Anticancer Activity In The B16f10 Lung Metastasis Model
The melanoma tumor-bearing mouse model was established through the subcutaneous injection of B16F10 melanoma cells into the right flanks of C57BL/6 mice (6×105 cells/mouse). Once the tumor volume reached approximately 80 mm3, the mice were intratumorally injected with PBS, L-scramble siRNA, empty liposomes or L-MBD2 siRNA (1 mg/kg) for a total of three times with a three-day of interval. Tumor progression was assessed by monitoring the tumor volume with the following equation: V = (length×width2)/2. Two days after the last injection, the mice were sacrificed, and the tumor tissues were collected and weighed. The tumors were cryosectioned into pieces. The sections were co-stained with a FITC-labeled anti-N-cadherin antibody and an Alexa Fluor 594-labeled anti-E-cadherin antibody at 37°C for 30 min. After rinsing the sections with PBS. the distribution of N-cadherin and E-cadherin was observed by confocal microscopy, and the relative fluorescence intensity was determined using the ImageJ software.
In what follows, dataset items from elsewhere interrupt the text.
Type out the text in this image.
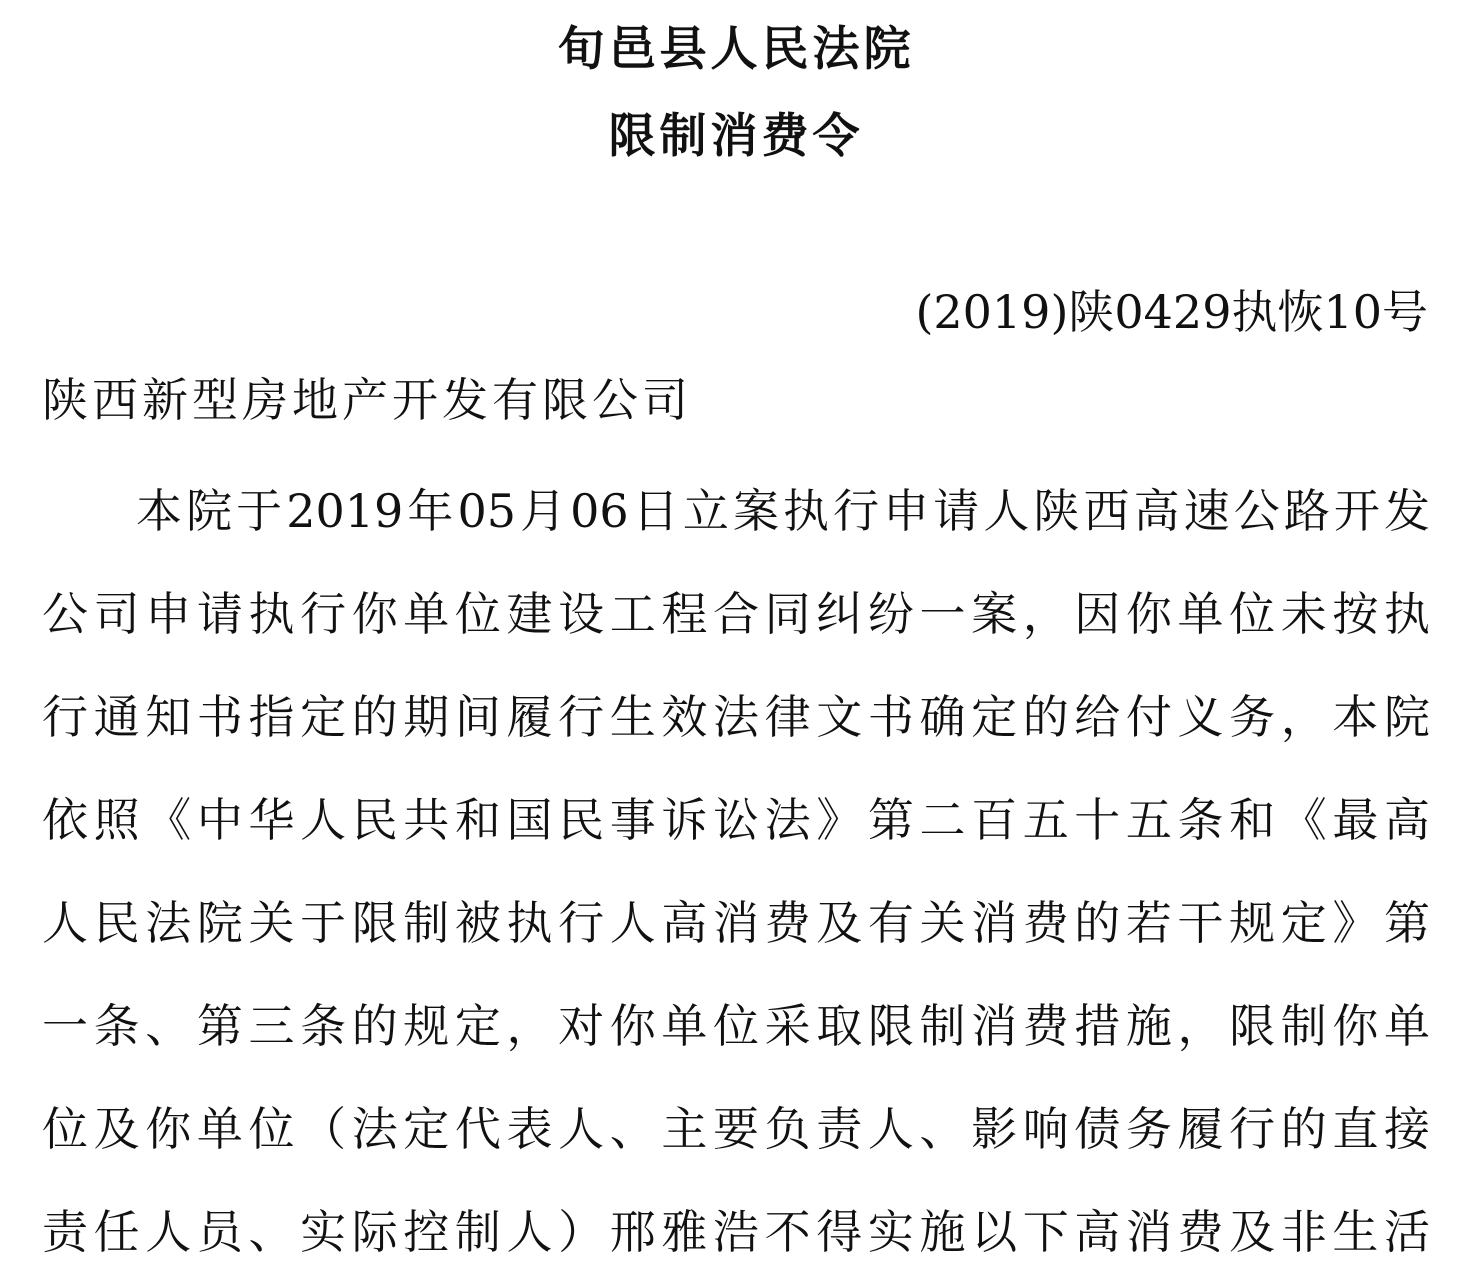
旬邑县人民法院
限制消费令
(2019)陕0429执恢10号
陕西新型房地产开发有限公司
本院于2019年05月06日立案执行申请人陕西高速公路开发
公司申请执行你单位建设工程合同纠纷一案，因你单位未按执
行通知书指定的期间履行生效法律文书确定的给付义务，本院
依照《中华人民共和国民事诉讼法》第二百五十五条和《最高
人民法院关于限制被执行人高消费及有关消费的若干规定》第
一条、第三条的规定，对你单位采取限制消费措施，限制你单
位及你单位（法定代表人、主要负责人、影响债务履行的直接
责任人员、实际控制人）邢雅浩不得实施以下高消费及非生活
To further investigate the inhibitory capability of L-MBD2 siRNA in tumor metastasis, B16F10 melanoma cells were incubated with PBS, empty liposomes, 50 nM L-scramble siRNA or 50 nM L-MBD2 siRNA for 6 h, respectively. The pretreated B16-F10 tumor cells were then intravenously injected into the C57BL/6 mice (2×105 cells/mouse). After 20 days of injection, metastatic tumor-bearing lung tissues were collected from sacrificed mice, and the pulmonary metastatic nodules were counted. Tumor-bearing lung sections were also prepared for H&E staining.
Statistical analysis
All experiments were conducted with at least three independent replicates, and statistical analyses were performed using the GraphPad Prism 5.0 software (San Diego, CA, USA). Data are presented as the mean ± SEM, and an independent Student’s t test was applied to analyze the statistical significance of differences between two groups. As for comparisons among multiple groups, one-way ANOVA followed by Tukey’s post hoc test was performed. In all cases p < 0.05 were considered with statistical significance.